It’s been a memorable few months for the Alhouse family.

In February Jane Gee and her father, William Alhouse, were named this year’s Tall Tree Award honorees in the outstanding-citizen category, the first time an award has been shared between a father and daughter. The month took a sad turn when, having suffered from Alzheimer’s disease for the past three years, Alhouse died Feb. 24. The following week, Gee helped present another Mothers Symposium, a community event she co-founded more than a decade ago.

Next Thursday, March 31, with her family around her, Gee will be honored at the Tall Tree Awards ceremony.

“It’s one of Palo Alto’s highest honors,” Gee said of the award. And sharing it with her beloved father, with whom she also shared a love of volunteerism and sports and a successful career in real estate, makes it all the more special, albeit bittersweet.

“I was so proud of my dad and vice versa. I’m glad he made it to the reception,” she said, referring to the Feb. 10 event. “He was so happy.”

Happiness, inspiration and a desire to help others are some of the words that come to mind when Gee remembers her father. “Baseball and business” are the others, she said, laughing.

A native of Brooklyn, William “Billy” Alhouse moved out west for college, got a master’s degree in education from Stanford and worked as an assistant baseball coach there for 17 years. He helped to create the Palo Alto Little League, for which he also coached, in 1951.

“My mother married him thinking she would be the wife of a baseball coach,” Gee said.

But when the sleepy town of Palo Alto started to grow in the 1950s, Alhouse opened a real-estate office while continuing to coach and raise two daughters. He made his presence known in the Palo Alto business community for years as the head of Alhouse Realty, serving on the Palo Alto Board of Realtors and as its president in 1963.

He never left baseball far behind, taking his family to Amsterdam for a year to coach the national team there and later serving as a coach at Gunn High School and Menlo School. “The contribution that Bill has made to young people in this area transcends sports. He has been a mentor and role model for integrity and fair dealing in business and in giving back to the community,” wrote award-nominator John King, who took over Alhouse Realty in 1985.

“He wanted to help people his whole life. I have done some things but not nearly as much as him,” Gee said.

Despite her modesty, co-honoree Gee has carved her own niche in Palo Alto, first by following in her father’s footsteps, then branching out.

“Jane continues her father’s legacy of a volunteer who jumps into many causes. Through PTA; neighborhood leadership; church mission trips to Mexico to build homes; wildlife protection and service to Preschool Family and Family Resources boards, she is a ceaseless volunteer,” former Tall Tree honoree Megan Swezey Fogarty wrote in her nomination letter.

Gee grew up in Palo Alto, attended the University of the Pacific in Stockton, then, like her father, worked in the Stanford Athletics Department. After a year spent teaching in Marin County, Gee was ready to come home and make a career change.

“Dad said, ‘Get your real-estate license and come work for me,'” she said, so she did just that, working for Alhouse Realty for 12 years.

“It was so much fun to work with him.
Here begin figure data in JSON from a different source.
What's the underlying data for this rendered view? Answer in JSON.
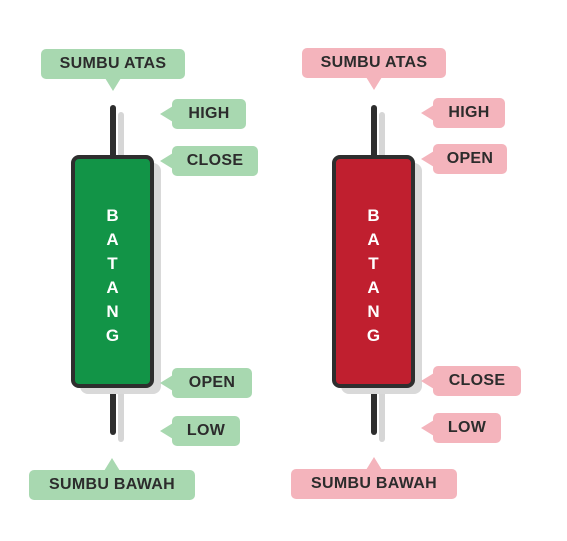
{
  "candles": [
    {
      "kind": "bullish",
      "body_color": "#129447",
      "label_color": "#a8d8b0",
      "labels": {
        "upper_wick": "SUMBU ATAS",
        "high": "HIGH",
        "top": "CLOSE",
        "bottom": "OPEN",
        "low": "LOW",
        "lower_wick": "SUMBU BAWAH"
      },
      "body_letters": [
        "B",
        "A",
        "T",
        "A",
        "N",
        "G"
      ]
    },
    {
      "kind": "bearish",
      "body_color": "#c01f2f",
      "label_color": "#f4b4bc",
      "labels": {
        "upper_wick": "SUMBU ATAS",
        "high": "HIGH",
        "top": "OPEN",
        "bottom": "CLOSE",
        "low": "LOW",
        "lower_wick": "SUMBU BAWAH"
      },
      "body_letters": [
        "B",
        "A",
        "T",
        "A",
        "N",
        "G"
      ]
    }
  ]
}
I never felt like I had to follow in his footsteps, but I loved that work,” she said. She served as president of the Palo Alto Board of Realtors in 1993, exactly 30 years after Alhouse did.

After meeting husband Bruce (whom she calls a perfect match, “made in heaven”) and having two kids, “It all changed. I had a hard time deciding whether or not to go back to work. I was really torn because I loved the business, but I certainly loved my kids more.”
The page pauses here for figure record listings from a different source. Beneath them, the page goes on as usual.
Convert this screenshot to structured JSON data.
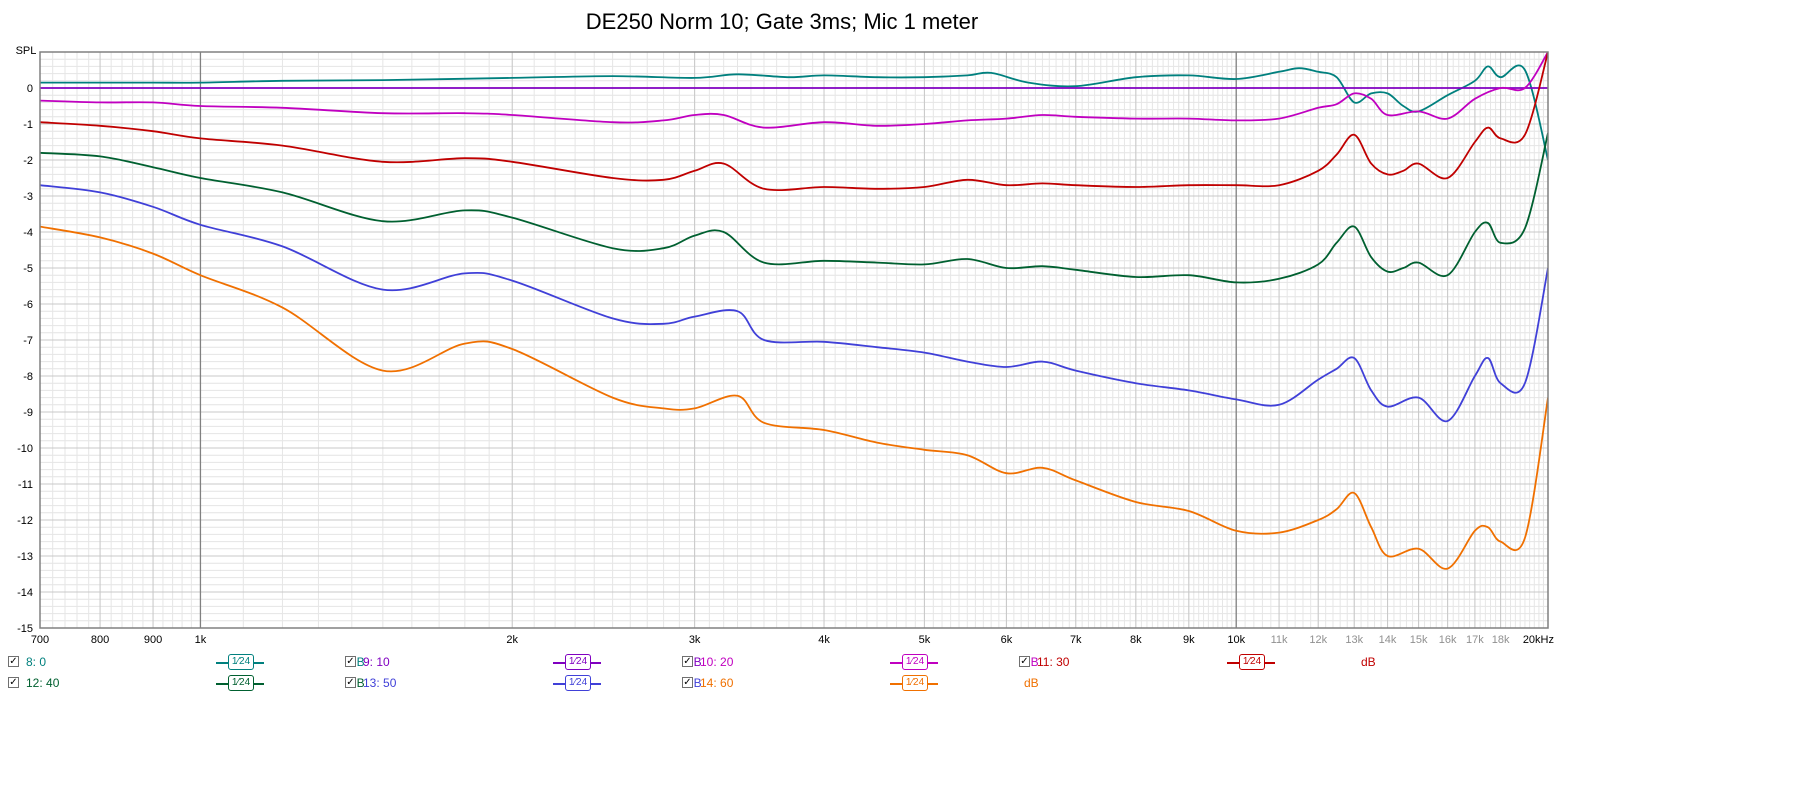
{
  "chart_data": {
    "type": "line",
    "title": "DE250 Norm 10; Gate 3ms; Mic 1 meter",
    "ylabel": "SPL",
    "xlabel": "",
    "x_scale": "log",
    "xlim": [
      700,
      20000
    ],
    "ylim": [
      -15,
      1
    ],
    "x_ticks": [
      {
        "value": 700,
        "label": "700"
      },
      {
        "value": 800,
        "label": "800"
      },
      {
        "value": 900,
        "label": "900"
      },
      {
        "value": 1000,
        "label": "1k"
      },
      {
        "value": 2000,
        "label": "2k"
      },
      {
        "value": 3000,
        "label": "3k"
      },
      {
        "value": 4000,
        "label": "4k"
      },
      {
        "value": 5000,
        "label": "5k"
      },
      {
        "value": 6000,
        "label": "6k"
      },
      {
        "value": 7000,
        "label": "7k"
      },
      {
        "value": 8000,
        "label": "8k"
      },
      {
        "value": 9000,
        "label": "9k"
      },
      {
        "value": 10000,
        "label": "10k"
      },
      {
        "value": 11000,
        "label": "11k"
      },
      {
        "value": 12000,
        "label": "12k"
      },
      {
        "value": 13000,
        "label": "13k"
      },
      {
        "value": 14000,
        "label": "14k"
      },
      {
        "value": 15000,
        "label": "15k"
      },
      {
        "value": 16000,
        "label": "16k"
      },
      {
        "value": 17000,
        "label": "17k"
      },
      {
        "value": 18000,
        "label": "18k"
      },
      {
        "value": 20000,
        "label": "20kHz"
      }
    ],
    "y_ticks": [
      {
        "value": 0,
        "label": "0"
      },
      {
        "value": -1,
        "label": "-1"
      },
      {
        "value": -2,
        "label": "-2"
      },
      {
        "value": -3,
        "label": "-3"
      },
      {
        "value": -4,
        "label": "-4"
      },
      {
        "value": -5,
        "label": "-5"
      },
      {
        "value": -6,
        "label": "-6"
      },
      {
        "value": -7,
        "label": "-7"
      },
      {
        "value": -8,
        "label": "-8"
      },
      {
        "value": -9,
        "label": "-9"
      },
      {
        "value": -10,
        "label": "-10"
      },
      {
        "value": -11,
        "label": "-11"
      },
      {
        "value": -12,
        "label": "-12"
      },
      {
        "value": -13,
        "label": "-13"
      },
      {
        "value": -14,
        "label": "-14"
      },
      {
        "value": -15,
        "label": "-15"
      }
    ],
    "grid": true,
    "series": [
      {
        "name": "8: 0",
        "color": "#00807e",
        "points": [
          [
            700,
            0.15
          ],
          [
            800,
            0.15
          ],
          [
            900,
            0.15
          ],
          [
            1000,
            0.15
          ],
          [
            1200,
            0.2
          ],
          [
            1500,
            0.22
          ],
          [
            2000,
            0.28
          ],
          [
            2500,
            0.33
          ],
          [
            3000,
            0.28
          ],
          [
            3300,
            0.38
          ],
          [
            3700,
            0.3
          ],
          [
            4000,
            0.35
          ],
          [
            4500,
            0.3
          ],
          [
            5000,
            0.3
          ],
          [
            5500,
            0.35
          ],
          [
            5800,
            0.42
          ],
          [
            6300,
            0.15
          ],
          [
            7000,
            0.05
          ],
          [
            8000,
            0.3
          ],
          [
            9000,
            0.35
          ],
          [
            10000,
            0.25
          ],
          [
            11000,
            0.45
          ],
          [
            11500,
            0.55
          ],
          [
            12000,
            0.45
          ],
          [
            12500,
            0.3
          ],
          [
            13000,
            -0.4
          ],
          [
            13500,
            -0.15
          ],
          [
            14000,
            -0.15
          ],
          [
            14500,
            -0.5
          ],
          [
            15000,
            -0.65
          ],
          [
            16000,
            -0.2
          ],
          [
            17000,
            0.2
          ],
          [
            17500,
            0.6
          ],
          [
            18000,
            0.3
          ],
          [
            19000,
            0.5
          ],
          [
            20000,
            -2.0
          ]
        ]
      },
      {
        "name": "9: 10",
        "color": "#8000c0",
        "points": [
          [
            700,
            0
          ],
          [
            1000,
            0
          ],
          [
            2000,
            0
          ],
          [
            5000,
            0
          ],
          [
            10000,
            0
          ],
          [
            15000,
            0
          ],
          [
            20000,
            0
          ]
        ]
      },
      {
        "name": "10: 20",
        "color": "#c000c0",
        "points": [
          [
            700,
            -0.35
          ],
          [
            800,
            -0.4
          ],
          [
            900,
            -0.4
          ],
          [
            1000,
            -0.5
          ],
          [
            1200,
            -0.55
          ],
          [
            1500,
            -0.7
          ],
          [
            1800,
            -0.7
          ],
          [
            2000,
            -0.75
          ],
          [
            2500,
            -0.95
          ],
          [
            2800,
            -0.9
          ],
          [
            3000,
            -0.75
          ],
          [
            3200,
            -0.75
          ],
          [
            3500,
            -1.1
          ],
          [
            4000,
            -0.95
          ],
          [
            4500,
            -1.05
          ],
          [
            5000,
            -1.0
          ],
          [
            5500,
            -0.9
          ],
          [
            6000,
            -0.85
          ],
          [
            6500,
            -0.75
          ],
          [
            7000,
            -0.8
          ],
          [
            8000,
            -0.85
          ],
          [
            9000,
            -0.85
          ],
          [
            10000,
            -0.9
          ],
          [
            11000,
            -0.85
          ],
          [
            12000,
            -0.55
          ],
          [
            12500,
            -0.45
          ],
          [
            13000,
            -0.15
          ],
          [
            13500,
            -0.3
          ],
          [
            14000,
            -0.75
          ],
          [
            15000,
            -0.65
          ],
          [
            16000,
            -0.85
          ],
          [
            17000,
            -0.3
          ],
          [
            18000,
            0.0
          ],
          [
            19000,
            0.0
          ],
          [
            20000,
            1.0
          ]
        ]
      },
      {
        "name": "11: 30",
        "color": "#c00000",
        "points": [
          [
            700,
            -0.95
          ],
          [
            800,
            -1.05
          ],
          [
            900,
            -1.2
          ],
          [
            1000,
            -1.4
          ],
          [
            1200,
            -1.6
          ],
          [
            1500,
            -2.05
          ],
          [
            1800,
            -1.95
          ],
          [
            2000,
            -2.05
          ],
          [
            2500,
            -2.5
          ],
          [
            2800,
            -2.55
          ],
          [
            3000,
            -2.3
          ],
          [
            3200,
            -2.1
          ],
          [
            3500,
            -2.8
          ],
          [
            4000,
            -2.75
          ],
          [
            4500,
            -2.8
          ],
          [
            5000,
            -2.75
          ],
          [
            5500,
            -2.55
          ],
          [
            6000,
            -2.7
          ],
          [
            6500,
            -2.65
          ],
          [
            7000,
            -2.7
          ],
          [
            8000,
            -2.75
          ],
          [
            9000,
            -2.7
          ],
          [
            10000,
            -2.7
          ],
          [
            11000,
            -2.7
          ],
          [
            12000,
            -2.3
          ],
          [
            12500,
            -1.85
          ],
          [
            13000,
            -1.3
          ],
          [
            13500,
            -2.1
          ],
          [
            14000,
            -2.4
          ],
          [
            14500,
            -2.3
          ],
          [
            15000,
            -2.1
          ],
          [
            16000,
            -2.5
          ],
          [
            17000,
            -1.5
          ],
          [
            17500,
            -1.1
          ],
          [
            18000,
            -1.4
          ],
          [
            19000,
            -1.3
          ],
          [
            20000,
            1.0
          ]
        ]
      },
      {
        "name": "12: 40",
        "color": "#006030",
        "points": [
          [
            700,
            -1.8
          ],
          [
            800,
            -1.9
          ],
          [
            900,
            -2.2
          ],
          [
            1000,
            -2.5
          ],
          [
            1200,
            -2.9
          ],
          [
            1500,
            -3.7
          ],
          [
            1800,
            -3.4
          ],
          [
            2000,
            -3.6
          ],
          [
            2500,
            -4.45
          ],
          [
            2800,
            -4.45
          ],
          [
            3000,
            -4.1
          ],
          [
            3200,
            -4.0
          ],
          [
            3500,
            -4.85
          ],
          [
            4000,
            -4.8
          ],
          [
            4500,
            -4.85
          ],
          [
            5000,
            -4.9
          ],
          [
            5500,
            -4.75
          ],
          [
            6000,
            -5.0
          ],
          [
            6500,
            -4.95
          ],
          [
            7000,
            -5.05
          ],
          [
            8000,
            -5.25
          ],
          [
            9000,
            -5.2
          ],
          [
            10000,
            -5.4
          ],
          [
            11000,
            -5.3
          ],
          [
            12000,
            -4.9
          ],
          [
            12500,
            -4.3
          ],
          [
            13000,
            -3.85
          ],
          [
            13500,
            -4.7
          ],
          [
            14000,
            -5.1
          ],
          [
            14500,
            -5.0
          ],
          [
            15000,
            -4.85
          ],
          [
            16000,
            -5.2
          ],
          [
            17000,
            -4.0
          ],
          [
            17500,
            -3.75
          ],
          [
            18000,
            -4.3
          ],
          [
            19000,
            -3.9
          ],
          [
            20000,
            -1.25
          ]
        ]
      },
      {
        "name": "13: 50",
        "color": "#4040d8",
        "points": [
          [
            700,
            -2.7
          ],
          [
            800,
            -2.9
          ],
          [
            900,
            -3.3
          ],
          [
            1000,
            -3.8
          ],
          [
            1200,
            -4.4
          ],
          [
            1500,
            -5.6
          ],
          [
            1800,
            -5.15
          ],
          [
            2000,
            -5.35
          ],
          [
            2500,
            -6.4
          ],
          [
            2800,
            -6.55
          ],
          [
            3000,
            -6.35
          ],
          [
            3300,
            -6.2
          ],
          [
            3500,
            -7.0
          ],
          [
            4000,
            -7.05
          ],
          [
            4500,
            -7.2
          ],
          [
            5000,
            -7.35
          ],
          [
            5500,
            -7.6
          ],
          [
            6000,
            -7.75
          ],
          [
            6500,
            -7.6
          ],
          [
            7000,
            -7.85
          ],
          [
            8000,
            -8.2
          ],
          [
            9000,
            -8.4
          ],
          [
            10000,
            -8.65
          ],
          [
            11000,
            -8.8
          ],
          [
            12000,
            -8.1
          ],
          [
            12500,
            -7.8
          ],
          [
            13000,
            -7.5
          ],
          [
            13500,
            -8.4
          ],
          [
            14000,
            -8.85
          ],
          [
            15000,
            -8.6
          ],
          [
            16000,
            -9.25
          ],
          [
            17000,
            -8.0
          ],
          [
            17500,
            -7.5
          ],
          [
            18000,
            -8.2
          ],
          [
            19000,
            -8.2
          ],
          [
            20000,
            -5.0
          ]
        ]
      },
      {
        "name": "14: 60",
        "color": "#f07000",
        "points": [
          [
            700,
            -3.85
          ],
          [
            800,
            -4.15
          ],
          [
            900,
            -4.6
          ],
          [
            1000,
            -5.2
          ],
          [
            1200,
            -6.1
          ],
          [
            1500,
            -7.85
          ],
          [
            1800,
            -7.1
          ],
          [
            2000,
            -7.25
          ],
          [
            2500,
            -8.6
          ],
          [
            2800,
            -8.9
          ],
          [
            3000,
            -8.9
          ],
          [
            3300,
            -8.55
          ],
          [
            3500,
            -9.3
          ],
          [
            4000,
            -9.5
          ],
          [
            4500,
            -9.85
          ],
          [
            5000,
            -10.05
          ],
          [
            5500,
            -10.2
          ],
          [
            6000,
            -10.7
          ],
          [
            6500,
            -10.55
          ],
          [
            7000,
            -10.9
          ],
          [
            8000,
            -11.5
          ],
          [
            9000,
            -11.75
          ],
          [
            10000,
            -12.3
          ],
          [
            11000,
            -12.35
          ],
          [
            12000,
            -12.0
          ],
          [
            12500,
            -11.7
          ],
          [
            13000,
            -11.25
          ],
          [
            13500,
            -12.2
          ],
          [
            14000,
            -13.0
          ],
          [
            15000,
            -12.8
          ],
          [
            16000,
            -13.35
          ],
          [
            17000,
            -12.3
          ],
          [
            17500,
            -12.2
          ],
          [
            18000,
            -12.6
          ],
          [
            19000,
            -12.5
          ],
          [
            20000,
            -8.6
          ]
        ]
      }
    ]
  },
  "legend": {
    "smoothing": "1⁄24",
    "checkbox_mark": "✓",
    "items": [
      {
        "label": "8: 0",
        "unit": "dB",
        "color": "#00807e",
        "checked": true
      },
      {
        "label": "9: 10",
        "unit": "dB",
        "color": "#8000c0",
        "checked": true
      },
      {
        "label": "10: 20",
        "unit": "dB",
        "color": "#c000c0",
        "checked": true
      },
      {
        "label": "11: 30",
        "unit": "dB",
        "color": "#c00000",
        "checked": true
      },
      {
        "label": "12: 40",
        "unit": "dB",
        "color": "#006030",
        "checked": true
      },
      {
        "label": "13: 50",
        "unit": "dB",
        "color": "#4040d8",
        "checked": true
      },
      {
        "label": "14: 60",
        "unit": "dB",
        "color": "#f07000",
        "checked": true
      }
    ]
  }
}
Realizing such issues are common among modern mothers, Gee created a forum for women, a place of discussion and support. In 1997, the Mothers Symposium was born.

Every other year, several hundred women gather at Stanford to hear guest speakers, music and more.

“The camaraderie of women is very powerful and comforting. It tells women they’re not alone,” she said.

Though she keeps her real-estate license current, Gee said she’s busy with her volunteer work, raising her now-teenage kids and helping her elderly in-laws and mother, all of whom live locally.

The Alhouse family’s legacy of support for local sports lives on through her children and through the Palo Alto Little League organization, which continues going strong after 60 years.

“We still sponsor a team,” she said. “We always will.”